As the big data industry evolves, four trends are emerging. 1. Unstructured data: Data is moving from structured to unstructured format, raising the costs of analysis. This creates a highly lucrative market for analytical search engines that can interpret this unstructured data. 2. Open source: Proprietary database standards are giving way to new, open source big data technology platforms such as Hadoop. This means that barriers to entry may remain low for some time. 3. Cloud:Many corporations are opting to use cloud services to access big data analytical tools instead of building expensive data warehouses themselves. - This implies that most of the money in big data will be made from selling hybrid cloud-based services rather than selling big databases.
4. M2M:In future, a growing proportion of big data will be generated from machine-to-machine (M2M) using sensors. • - M2M data, much of which is business-critical and time-sensitive, could give telecom operators a way to profit from the big data boom.
Today, 90% of data warehouses hold less than 5 terabytes of data. Yet Twitter alone produces over 7 terabytes of data every day! As a result of this data deluge, the database industry is going through a significant transformation.
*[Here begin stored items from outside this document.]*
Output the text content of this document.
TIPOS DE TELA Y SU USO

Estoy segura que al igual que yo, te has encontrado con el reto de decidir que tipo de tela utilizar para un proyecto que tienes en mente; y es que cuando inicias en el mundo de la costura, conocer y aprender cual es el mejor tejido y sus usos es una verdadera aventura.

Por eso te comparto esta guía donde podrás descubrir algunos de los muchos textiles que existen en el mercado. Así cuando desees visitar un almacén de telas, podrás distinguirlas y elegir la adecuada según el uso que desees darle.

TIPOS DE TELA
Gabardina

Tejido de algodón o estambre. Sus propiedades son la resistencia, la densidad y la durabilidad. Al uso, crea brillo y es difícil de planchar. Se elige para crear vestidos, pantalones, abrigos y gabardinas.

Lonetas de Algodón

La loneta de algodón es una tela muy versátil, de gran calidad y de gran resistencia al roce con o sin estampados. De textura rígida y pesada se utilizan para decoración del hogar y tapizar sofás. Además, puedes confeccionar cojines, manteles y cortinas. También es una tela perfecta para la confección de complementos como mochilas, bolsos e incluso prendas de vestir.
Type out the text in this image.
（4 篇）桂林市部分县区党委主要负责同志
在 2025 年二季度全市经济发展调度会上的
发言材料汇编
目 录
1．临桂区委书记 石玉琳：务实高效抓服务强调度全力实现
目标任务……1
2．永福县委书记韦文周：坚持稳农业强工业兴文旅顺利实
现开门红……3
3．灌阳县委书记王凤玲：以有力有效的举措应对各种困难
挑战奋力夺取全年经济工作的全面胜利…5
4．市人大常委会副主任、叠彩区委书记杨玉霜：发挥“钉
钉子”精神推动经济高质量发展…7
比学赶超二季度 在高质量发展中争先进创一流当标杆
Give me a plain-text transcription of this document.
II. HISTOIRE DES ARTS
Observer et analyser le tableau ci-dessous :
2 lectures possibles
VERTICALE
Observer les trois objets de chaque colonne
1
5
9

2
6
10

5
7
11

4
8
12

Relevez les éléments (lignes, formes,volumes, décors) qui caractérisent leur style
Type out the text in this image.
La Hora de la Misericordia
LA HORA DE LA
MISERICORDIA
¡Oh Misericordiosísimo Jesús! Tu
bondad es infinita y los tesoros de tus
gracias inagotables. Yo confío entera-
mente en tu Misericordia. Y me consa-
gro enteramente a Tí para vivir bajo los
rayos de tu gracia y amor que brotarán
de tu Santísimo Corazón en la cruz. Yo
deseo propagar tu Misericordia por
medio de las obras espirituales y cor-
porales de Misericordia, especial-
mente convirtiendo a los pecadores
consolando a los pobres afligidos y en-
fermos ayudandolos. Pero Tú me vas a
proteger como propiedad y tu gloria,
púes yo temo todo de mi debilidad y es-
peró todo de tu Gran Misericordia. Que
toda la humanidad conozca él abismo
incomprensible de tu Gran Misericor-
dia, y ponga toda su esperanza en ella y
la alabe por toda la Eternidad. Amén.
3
The first businesses that had to deal with big data were the leading Internet companies such as Google, Yahoo and Amazon. Google and Yahoo, for example, run search engines which have to gather unstructured data – like web pages – and process them within milliseconds to produce search rankings. Worse, they have to deal with millions of concurrent users all submitting different search queries at once. So Google and Yahoo developers designed entirely new database platforms to deal with this type of unstructured query at lightning speed.
They built everything themselves, from the physical infrastructure to the storage and processing layers. • Their technique was to scale out horizontally (rather than vertically), adding more nodes to the database network. • Horizontal scaling out involves breaking down large databases and distributing them across multiple servers. • These innovations resulted in the first “distributed databases” and provided the foundation for two of today’s most advanced database technology standards, commonly referred to as NoSQL and Hadoop.